We should also note that a later orientation known as the “ecological” model benefited from the work of Paul’s system model. Studies by Livingstone (1958), Wiesenfeld (1967), McElroy and Townsend’s (1966 – Medical Anthropology in Ecological Perspective) and Peter Brown’s Understanding and Applying Medical Anthropology (1998) emphasize the relationship of environmental factors on medical anthropology.
Thus, medical anthropology developed from an interest in medical belief systems of non-Western societies and later became the stimulus for public health systems.
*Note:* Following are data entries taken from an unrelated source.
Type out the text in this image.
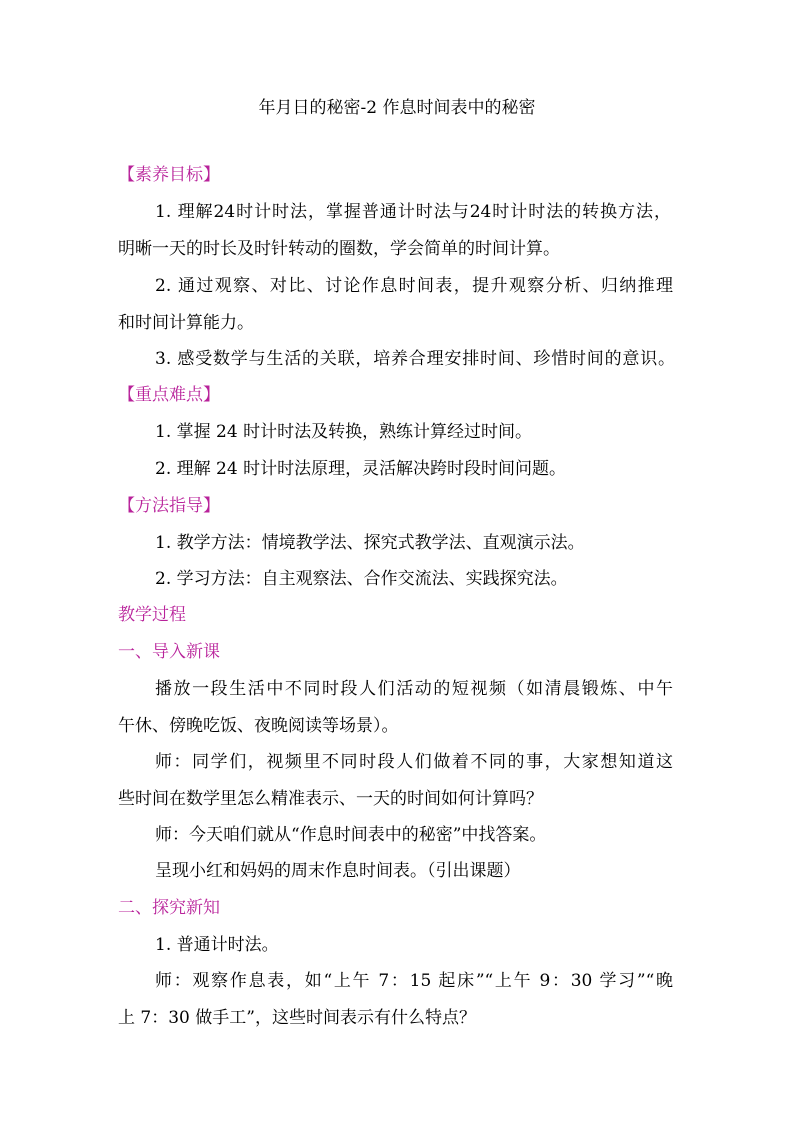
年月日的秘密-2 作息时间表中的秘密
【素养目标】
1. 理解24时计时法，掌握普通计时法与24时计时法的转换方法，
明晰一天的时长及时针转动的圈数，学会简单的时间计算。
2. 通过观察、对比、讨论作息时间表，提升观察分析、归纳推理
和时间计算能力。
3. 感受数学与生活的关联，培养合理安排时间、珍惜时间的意识。
【重点难点】
1. 掌握 24 时计时法及转换，熟练计算经过时间。
2. 理解 24 时计时法原理，灵活解决跨时段时间问题。
【方法指导】
1. 教学方法：情境教学法、探究式教学法、直观演示法。
2. 学习方法：自主观察法、合作交流法、实践探究法。
教学过程
一、导入新课
播放一段生活中不同时段人们活动的短视频（如清晨锻炼、中午
午休、傍晚吃饭、夜晚阅读等场景）。
师：同学们，视频里不同时段人们做着不同的事，大家想知道这
些时间在数学里怎么精准表示、一天的时间如何计算吗？
师：今天咱们就从“作息时间表中的秘密”中找答案。
呈现小红和妈妈的周末作息时间表。（引出课题）
二、探究新知
1. 普通计时法。
师：观察作息表，如“上午 7：15 起床”“上午 9：30 学习”“晚
上 7：30 做手工”，这些时间表示有什么特点？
But moreover, early theorists recognized that it was important to understand these beliefs and practices in terms of their unique cultural perceptions.
Sources: Ackerknecht, E. H. (1948). Anticontagionism Between 1821 and 1867. Hist Med 532.567, 589-592; Brown, P. (1998). Understanding and Applying Medical Anthropology: Mayfield Publishing Company; Clements, F. E. (1932). Primitive Concepts of Disease. University of California Publications in American Archaeology and Ethnology, 32, 185-252; McElroy, A. P. K. T. (2008). Medical Anthropology in Ecological Perspective (Fifth ed.): Westview Press; Paul, B. D. (1955). Health, Culture, and Community: Russell Sage Foundation; Rivers, W. H. R. (1924). Medicine, Magic, and Religion. New York: Routledge.